Минувшим вечером она не сказала великому князю ни единого слова. Болтала с Илларионом Воронцовым-Дашковым, хотя он отвечал весьма прохладно и явно тяготился ее вниманием, потом долго и надоедливо выспрашивала кузена Вово Мещерского о здоровье его матушки, хотя и на здоровье, и на матушку Вово ей было наплевать. Затем подсела с видом смиренной мученицы к кружку самых злоязыких фрейлин императрицы, возглавляемых Анной Федоровной Тютчевой, и принялась за вышивание. Она прекрасно знала, что весь вечер Александр мучился от желания поговорить с ней, но не мог преодолеть ревности к Иллариону и Вово и страха перед старыми сплетницами. Ах, как была бы счастлива Мари, если бы он хоть раз явно и открыто показал, что она дорога ему, он готов заступиться за нее перед теми, кто ее вечно упрекает.

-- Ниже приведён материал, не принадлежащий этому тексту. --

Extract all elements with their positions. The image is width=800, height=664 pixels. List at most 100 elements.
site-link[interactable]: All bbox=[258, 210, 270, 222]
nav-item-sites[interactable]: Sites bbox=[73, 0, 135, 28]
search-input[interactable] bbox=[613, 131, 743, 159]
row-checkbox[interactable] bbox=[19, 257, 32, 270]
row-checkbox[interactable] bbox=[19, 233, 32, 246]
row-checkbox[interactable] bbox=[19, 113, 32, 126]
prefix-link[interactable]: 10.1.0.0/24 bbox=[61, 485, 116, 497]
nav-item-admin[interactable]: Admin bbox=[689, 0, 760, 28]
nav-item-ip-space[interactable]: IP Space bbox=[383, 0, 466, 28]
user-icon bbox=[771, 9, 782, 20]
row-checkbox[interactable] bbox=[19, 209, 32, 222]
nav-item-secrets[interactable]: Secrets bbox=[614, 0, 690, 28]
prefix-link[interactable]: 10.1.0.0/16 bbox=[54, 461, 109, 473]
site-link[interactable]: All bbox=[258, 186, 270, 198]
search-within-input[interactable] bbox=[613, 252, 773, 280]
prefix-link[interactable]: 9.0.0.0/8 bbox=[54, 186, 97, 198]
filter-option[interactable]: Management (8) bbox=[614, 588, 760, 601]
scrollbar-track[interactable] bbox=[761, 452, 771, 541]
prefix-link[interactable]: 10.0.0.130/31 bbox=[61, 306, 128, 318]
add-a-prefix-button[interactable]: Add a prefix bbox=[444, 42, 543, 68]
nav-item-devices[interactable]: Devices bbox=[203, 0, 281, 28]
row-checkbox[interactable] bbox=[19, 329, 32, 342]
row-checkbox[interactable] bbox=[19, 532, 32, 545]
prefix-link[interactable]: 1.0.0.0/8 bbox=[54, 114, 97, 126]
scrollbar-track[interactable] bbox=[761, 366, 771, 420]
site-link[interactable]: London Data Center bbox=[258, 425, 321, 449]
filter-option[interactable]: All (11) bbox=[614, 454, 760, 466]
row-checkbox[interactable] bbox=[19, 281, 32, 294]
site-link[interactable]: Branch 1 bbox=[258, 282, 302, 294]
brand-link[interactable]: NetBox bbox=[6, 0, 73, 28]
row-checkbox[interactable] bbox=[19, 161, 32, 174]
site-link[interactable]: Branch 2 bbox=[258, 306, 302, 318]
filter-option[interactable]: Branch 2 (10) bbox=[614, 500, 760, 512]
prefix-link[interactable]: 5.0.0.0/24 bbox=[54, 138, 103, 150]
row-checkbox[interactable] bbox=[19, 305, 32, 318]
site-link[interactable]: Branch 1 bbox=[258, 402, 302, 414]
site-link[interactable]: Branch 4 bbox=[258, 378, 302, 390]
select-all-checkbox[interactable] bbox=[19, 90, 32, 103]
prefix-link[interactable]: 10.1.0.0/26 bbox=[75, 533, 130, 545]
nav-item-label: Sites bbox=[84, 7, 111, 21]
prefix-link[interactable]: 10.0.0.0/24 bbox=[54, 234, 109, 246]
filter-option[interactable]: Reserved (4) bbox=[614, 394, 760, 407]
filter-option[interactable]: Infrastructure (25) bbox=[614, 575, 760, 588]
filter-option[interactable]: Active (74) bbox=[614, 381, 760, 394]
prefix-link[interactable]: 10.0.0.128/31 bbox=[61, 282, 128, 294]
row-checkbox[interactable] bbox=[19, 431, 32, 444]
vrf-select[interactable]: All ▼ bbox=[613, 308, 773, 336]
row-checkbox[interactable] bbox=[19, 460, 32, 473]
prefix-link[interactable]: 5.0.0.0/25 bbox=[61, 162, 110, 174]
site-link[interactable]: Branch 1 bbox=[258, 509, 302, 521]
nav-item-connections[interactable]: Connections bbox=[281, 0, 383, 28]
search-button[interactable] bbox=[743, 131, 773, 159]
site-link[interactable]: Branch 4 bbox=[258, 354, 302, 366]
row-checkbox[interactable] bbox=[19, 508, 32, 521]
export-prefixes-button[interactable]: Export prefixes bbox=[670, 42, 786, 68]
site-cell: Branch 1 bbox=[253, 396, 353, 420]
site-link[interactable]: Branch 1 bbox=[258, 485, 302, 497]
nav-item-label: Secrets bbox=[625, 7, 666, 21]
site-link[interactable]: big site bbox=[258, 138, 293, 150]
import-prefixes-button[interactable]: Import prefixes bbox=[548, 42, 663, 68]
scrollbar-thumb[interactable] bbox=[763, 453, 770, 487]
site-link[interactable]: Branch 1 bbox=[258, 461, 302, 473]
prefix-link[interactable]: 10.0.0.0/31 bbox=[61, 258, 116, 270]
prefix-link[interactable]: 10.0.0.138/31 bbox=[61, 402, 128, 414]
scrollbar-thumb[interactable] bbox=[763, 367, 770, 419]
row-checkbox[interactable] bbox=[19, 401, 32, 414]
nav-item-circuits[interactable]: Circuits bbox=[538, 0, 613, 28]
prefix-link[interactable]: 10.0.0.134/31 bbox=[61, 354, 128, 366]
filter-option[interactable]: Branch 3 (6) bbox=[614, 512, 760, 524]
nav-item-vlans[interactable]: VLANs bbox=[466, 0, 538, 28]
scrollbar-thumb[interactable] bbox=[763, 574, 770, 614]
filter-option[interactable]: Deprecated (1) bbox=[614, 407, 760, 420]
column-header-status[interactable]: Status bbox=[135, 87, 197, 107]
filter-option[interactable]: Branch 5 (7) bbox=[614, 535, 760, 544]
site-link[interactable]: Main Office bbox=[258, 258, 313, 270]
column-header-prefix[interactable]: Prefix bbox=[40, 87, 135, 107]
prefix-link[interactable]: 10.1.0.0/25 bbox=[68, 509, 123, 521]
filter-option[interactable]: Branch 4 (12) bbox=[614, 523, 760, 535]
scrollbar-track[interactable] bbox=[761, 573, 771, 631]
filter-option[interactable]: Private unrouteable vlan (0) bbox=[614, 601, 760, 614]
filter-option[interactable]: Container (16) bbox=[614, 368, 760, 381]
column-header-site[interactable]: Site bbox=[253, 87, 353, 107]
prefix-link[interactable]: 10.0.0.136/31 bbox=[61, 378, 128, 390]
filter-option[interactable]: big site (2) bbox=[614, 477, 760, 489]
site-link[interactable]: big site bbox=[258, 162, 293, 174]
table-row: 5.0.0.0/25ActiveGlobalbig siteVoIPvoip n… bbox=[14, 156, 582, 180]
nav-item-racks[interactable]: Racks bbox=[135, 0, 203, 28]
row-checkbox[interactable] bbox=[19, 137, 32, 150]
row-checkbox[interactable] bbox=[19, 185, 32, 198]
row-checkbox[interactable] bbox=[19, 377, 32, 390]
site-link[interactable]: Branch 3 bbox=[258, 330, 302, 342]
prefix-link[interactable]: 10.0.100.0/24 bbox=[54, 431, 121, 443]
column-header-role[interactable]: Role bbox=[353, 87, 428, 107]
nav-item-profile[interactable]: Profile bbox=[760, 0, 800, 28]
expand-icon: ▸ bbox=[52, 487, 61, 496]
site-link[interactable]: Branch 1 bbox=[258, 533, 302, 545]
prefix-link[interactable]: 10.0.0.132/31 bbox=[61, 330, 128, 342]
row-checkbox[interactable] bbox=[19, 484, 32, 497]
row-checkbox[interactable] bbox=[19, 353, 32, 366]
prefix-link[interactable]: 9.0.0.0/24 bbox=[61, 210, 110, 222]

Но нет, он был слабоват и трусоват, а потому заслуживал мучений, которым она его подвергала.
Мари уже оценила натуру этого сильного, но нерешительного человека. Он не в состоянии противиться женскому влиянию. И достанется той женщине, которая поставит его в безвыходную ситуацию. В переносном смысле слова, запрет все двери и окна, чтобы ему некуда было бежать, только к предложению руки и сердца.
А может, и в буквальном…
Завтра надо будет сказаться больной и вовсе не приходить на службу. Тем более что на завтра назначен спиритический сеанс… Они были в моде при дворе, особенно увлекалась ими императрица, и Мари знала, что лишь из страха вызвать недовольство супруга государыня до сих пор не попыталась вызвать дух покойного цесаревича Николая Александровича.
Вот чего отчаянно боялась Мари… А если в этих спиритических бреднях кроется некая истина? И дух Никсы явится? И во всеуслышание потребует, чтобы она оставила в покое его брата, которому расчетливо морочит голову, пользуясь его простодушием и добродушием, а ведь если эти слухи дойдут до его невесты в Дании…
Мари вдруг улыбнулась. Великолепная мысль пришла ей в голову. Но нужно хорошенько все обдумать. Опасно попасться в таком деле, очень опасно. Если написать напрямую, попадешься точно. И тогда – даже страшно представить, какие могут быть последствия. Лучше воспользоваться помощью Клары. Со своей бывшей камеристкой Мари иногда переписывалась, разумеется, тайно от всех. Никаких подруг в Париже она не успела завести, а так хотелось знать о том, что происходит в столице мира!
Ноги озябли. Она перебежала по лунным квадратам, лежащим на полу, прыгнула в постель и свернулась клубком, поджав колени к подбородку, с головой укрывшись одеялом.
Решено. Никаких глупых спиритических сеансов завтра. Нужно достоверно сказаться больной, чтобы даже Сашенька Жуковская ничего не заподозрила. А то еще по доброте душевной проболтается Александру, что Мари совершенно здорова, просто хочет поморочить голову не слишком-то решительному поклоннику.
Александр сидел за письменным столом и печально перелистывал дневник.
Эта запись относилась к сентябрю, но с тех пор он, как змея во время линьки, сменил кожу, да не одну, а несколько. И эти слова были теперь ложью. Он не хотел, не хотел даже думать о женитьбе на Дагмар!
Другая была у него в мыслях.
Как это произошло, Саша не понимал. Невольно вспоминалось пушкинское: «Я поступил неосторожно, предаваясь милой привычке видеть и слышать вас ежедневно». Да, неосторожно. Нюхал-нюхал нежный цветок, да и отравился его ароматом. В очаровании Марии Элимовны он увяз, как муха в меду. Вот, чудилось, она была только другом, человеком, более близким ему по духу, чем все остальные, но внезапно заслонила весь мир – и тем более далекую датскую невесту. А ведь отец договорился с королем Кристианом, что летом Александр приедет просить ее руки… Неужели поедет? Он не знал.